Untuk itu, mi porang yang diproduksi Desa Rejosari ini masih membutuhkan inovasi berupa suatu rancangan proses pengeringan yang efektif.
“Setelah kami komunikasikan dengan mitra industri makanan olahan Desa Rejosari, kami merancang alat pengering dengan model kabinet yang menggunakan metode konveksi paksa, dan dilengkapi dengan termometer,” ujarnya.

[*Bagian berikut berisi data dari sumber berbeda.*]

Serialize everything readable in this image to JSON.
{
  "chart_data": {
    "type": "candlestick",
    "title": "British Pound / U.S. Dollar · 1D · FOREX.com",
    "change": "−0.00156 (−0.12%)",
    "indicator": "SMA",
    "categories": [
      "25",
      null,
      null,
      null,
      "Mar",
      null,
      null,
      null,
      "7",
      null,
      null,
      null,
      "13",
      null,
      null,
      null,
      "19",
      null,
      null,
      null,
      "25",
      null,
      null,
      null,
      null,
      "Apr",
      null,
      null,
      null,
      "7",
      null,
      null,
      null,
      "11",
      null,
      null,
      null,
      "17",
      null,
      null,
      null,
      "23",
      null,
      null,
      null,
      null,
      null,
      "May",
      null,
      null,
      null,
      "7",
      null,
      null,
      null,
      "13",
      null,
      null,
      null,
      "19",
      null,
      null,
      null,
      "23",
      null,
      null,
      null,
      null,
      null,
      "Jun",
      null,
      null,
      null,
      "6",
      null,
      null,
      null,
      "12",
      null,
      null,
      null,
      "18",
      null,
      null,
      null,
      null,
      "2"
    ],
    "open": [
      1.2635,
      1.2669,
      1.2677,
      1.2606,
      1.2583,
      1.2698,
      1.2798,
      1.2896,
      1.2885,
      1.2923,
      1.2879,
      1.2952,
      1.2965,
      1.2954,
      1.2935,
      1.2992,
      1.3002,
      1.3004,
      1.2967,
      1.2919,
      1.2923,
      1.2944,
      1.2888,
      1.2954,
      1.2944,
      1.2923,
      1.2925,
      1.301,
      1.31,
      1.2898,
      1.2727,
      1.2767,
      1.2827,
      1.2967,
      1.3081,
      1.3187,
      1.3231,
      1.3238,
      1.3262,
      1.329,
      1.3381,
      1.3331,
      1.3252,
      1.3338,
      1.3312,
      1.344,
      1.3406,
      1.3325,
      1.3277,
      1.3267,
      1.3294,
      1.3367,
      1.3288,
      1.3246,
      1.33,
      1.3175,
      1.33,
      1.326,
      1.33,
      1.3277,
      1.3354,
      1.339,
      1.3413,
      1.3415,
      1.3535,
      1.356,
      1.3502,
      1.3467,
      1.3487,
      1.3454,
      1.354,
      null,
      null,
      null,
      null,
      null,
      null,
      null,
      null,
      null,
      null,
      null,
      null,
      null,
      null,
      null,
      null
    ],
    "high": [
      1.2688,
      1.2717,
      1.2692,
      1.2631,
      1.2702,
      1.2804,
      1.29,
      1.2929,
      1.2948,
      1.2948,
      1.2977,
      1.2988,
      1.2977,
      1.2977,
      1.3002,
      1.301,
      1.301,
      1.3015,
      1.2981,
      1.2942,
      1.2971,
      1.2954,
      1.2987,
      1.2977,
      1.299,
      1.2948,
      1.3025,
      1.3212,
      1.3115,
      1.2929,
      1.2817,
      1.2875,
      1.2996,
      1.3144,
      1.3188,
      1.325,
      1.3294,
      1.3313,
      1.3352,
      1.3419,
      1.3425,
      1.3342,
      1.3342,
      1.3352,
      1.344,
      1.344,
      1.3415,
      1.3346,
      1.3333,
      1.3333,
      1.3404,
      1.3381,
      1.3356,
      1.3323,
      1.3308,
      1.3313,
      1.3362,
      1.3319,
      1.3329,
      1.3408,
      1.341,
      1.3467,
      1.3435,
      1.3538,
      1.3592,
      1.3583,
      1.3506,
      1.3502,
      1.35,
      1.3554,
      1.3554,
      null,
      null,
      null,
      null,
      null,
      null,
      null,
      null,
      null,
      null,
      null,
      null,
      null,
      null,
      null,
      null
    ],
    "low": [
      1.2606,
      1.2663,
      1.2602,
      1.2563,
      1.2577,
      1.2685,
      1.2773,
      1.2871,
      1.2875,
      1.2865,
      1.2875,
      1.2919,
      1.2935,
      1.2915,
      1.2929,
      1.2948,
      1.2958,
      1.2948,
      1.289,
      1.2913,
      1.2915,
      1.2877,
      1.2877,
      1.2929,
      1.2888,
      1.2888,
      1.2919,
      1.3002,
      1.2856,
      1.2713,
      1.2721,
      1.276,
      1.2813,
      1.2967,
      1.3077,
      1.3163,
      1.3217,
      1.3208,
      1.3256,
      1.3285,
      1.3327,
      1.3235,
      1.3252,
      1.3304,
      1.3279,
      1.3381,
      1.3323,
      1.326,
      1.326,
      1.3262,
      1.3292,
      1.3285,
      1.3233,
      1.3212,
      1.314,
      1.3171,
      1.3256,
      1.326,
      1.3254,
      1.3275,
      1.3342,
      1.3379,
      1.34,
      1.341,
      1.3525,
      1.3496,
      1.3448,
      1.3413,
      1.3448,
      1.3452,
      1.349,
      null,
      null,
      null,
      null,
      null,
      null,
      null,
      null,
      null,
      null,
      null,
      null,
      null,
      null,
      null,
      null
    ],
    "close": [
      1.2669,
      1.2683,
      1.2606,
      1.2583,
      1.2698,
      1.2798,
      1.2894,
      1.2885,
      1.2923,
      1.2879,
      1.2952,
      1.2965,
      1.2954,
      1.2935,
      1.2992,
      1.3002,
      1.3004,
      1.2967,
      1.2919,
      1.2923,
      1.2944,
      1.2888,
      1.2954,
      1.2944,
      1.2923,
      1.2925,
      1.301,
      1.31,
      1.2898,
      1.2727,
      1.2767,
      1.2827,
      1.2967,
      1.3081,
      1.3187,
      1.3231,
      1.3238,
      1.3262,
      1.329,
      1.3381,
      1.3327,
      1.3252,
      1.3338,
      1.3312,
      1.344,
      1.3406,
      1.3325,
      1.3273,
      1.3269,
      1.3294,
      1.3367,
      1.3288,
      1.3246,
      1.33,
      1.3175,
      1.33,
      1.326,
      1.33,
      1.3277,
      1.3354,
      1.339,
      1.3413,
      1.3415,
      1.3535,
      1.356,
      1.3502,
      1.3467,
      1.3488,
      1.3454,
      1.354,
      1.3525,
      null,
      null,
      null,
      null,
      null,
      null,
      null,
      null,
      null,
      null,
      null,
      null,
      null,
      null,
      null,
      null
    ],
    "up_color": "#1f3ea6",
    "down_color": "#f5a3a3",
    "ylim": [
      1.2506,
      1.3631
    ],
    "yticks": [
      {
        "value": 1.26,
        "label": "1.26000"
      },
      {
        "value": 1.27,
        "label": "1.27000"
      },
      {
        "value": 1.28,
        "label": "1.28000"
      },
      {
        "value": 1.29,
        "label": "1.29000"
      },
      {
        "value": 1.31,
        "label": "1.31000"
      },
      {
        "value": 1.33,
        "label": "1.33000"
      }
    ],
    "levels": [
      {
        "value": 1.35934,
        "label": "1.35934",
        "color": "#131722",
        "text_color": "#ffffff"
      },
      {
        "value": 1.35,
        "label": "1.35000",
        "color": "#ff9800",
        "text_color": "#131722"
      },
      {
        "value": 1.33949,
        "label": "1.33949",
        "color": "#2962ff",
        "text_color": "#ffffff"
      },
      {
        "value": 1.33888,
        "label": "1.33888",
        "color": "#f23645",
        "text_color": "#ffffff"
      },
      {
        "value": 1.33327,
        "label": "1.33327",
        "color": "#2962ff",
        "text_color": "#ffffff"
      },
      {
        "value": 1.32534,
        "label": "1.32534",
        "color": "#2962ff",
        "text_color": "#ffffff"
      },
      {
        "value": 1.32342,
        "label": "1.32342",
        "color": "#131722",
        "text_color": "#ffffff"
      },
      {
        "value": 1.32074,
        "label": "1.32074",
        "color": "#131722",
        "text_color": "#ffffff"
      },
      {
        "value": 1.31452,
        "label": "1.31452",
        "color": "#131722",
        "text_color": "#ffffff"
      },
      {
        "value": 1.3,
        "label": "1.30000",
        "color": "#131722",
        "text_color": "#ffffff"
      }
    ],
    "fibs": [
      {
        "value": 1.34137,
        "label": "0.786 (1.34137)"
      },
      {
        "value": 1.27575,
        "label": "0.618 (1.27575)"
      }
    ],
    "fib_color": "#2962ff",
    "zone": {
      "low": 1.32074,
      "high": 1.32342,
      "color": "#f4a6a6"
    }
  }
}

Dia menyebutkan, alat pengering yang dirancang itu menggunakan Liquefied Petroleum Gas (LPG) sebagai bahan bakarnya. Alat itu dilengkapi dengan model kabinet yang berfungsi seperti kotak oven yang berisi loyang-loyang sebagai media pengeringan mi.
“Namun yang menjadi state of the art dari inovasi ini adalah pemanfaatan metode konveksi paksa yang hanya membutuhkan waktu satu jam untuk pengeringannya,” ucapnya.
Pengaplikasian alat ini menggunakan metode konveksi paksa dengan menghembuskan uap panas dari air blower yang terlebih dahulu telah dipanaskan. Dengan cara tersebut, panas yang dihasilkan dapat disalurkan secara langsung, sehingga dapat mengurangi terjadinya penumpukan uap jenuh.
“Teknik pengeringan seperti ini bisa berlangsung lebih cepat dan efektif dibandingkan oven konvensional,” jelasnya.
Setelah alat ini diaplikasikan dan dilakukan monitoring, akan terlihat perubahan yang cukup signifikan. Hal ini diindikasikan dengan produktivitas mitra yang meningkat, sehingga jangkauan dan jumlah produk olahan yang dipasarkan turut meningkat.
“Walaupun begitu, penyempurnaan teknis masih diperlukan, sehingga kami akan terus memantau performa alat tersebut,” bebernya.
Dengan adanya alat tersebut, dia berharap proses produksi mi porang dapat lebih mudah dilakukan dan Usaha Mikro, Kecil dan Menengah (UMKM) di Desa Rejosari juga turut mengalami perkembangan yang pesat.
“Sangat diharapkan juga alat ini dapat dikembangkan lagi dengan menerapkan Revolusi Industri 4.0. Tujuannya untuk menunjang produksi mi yang lebih revolusioner,” ucap dia.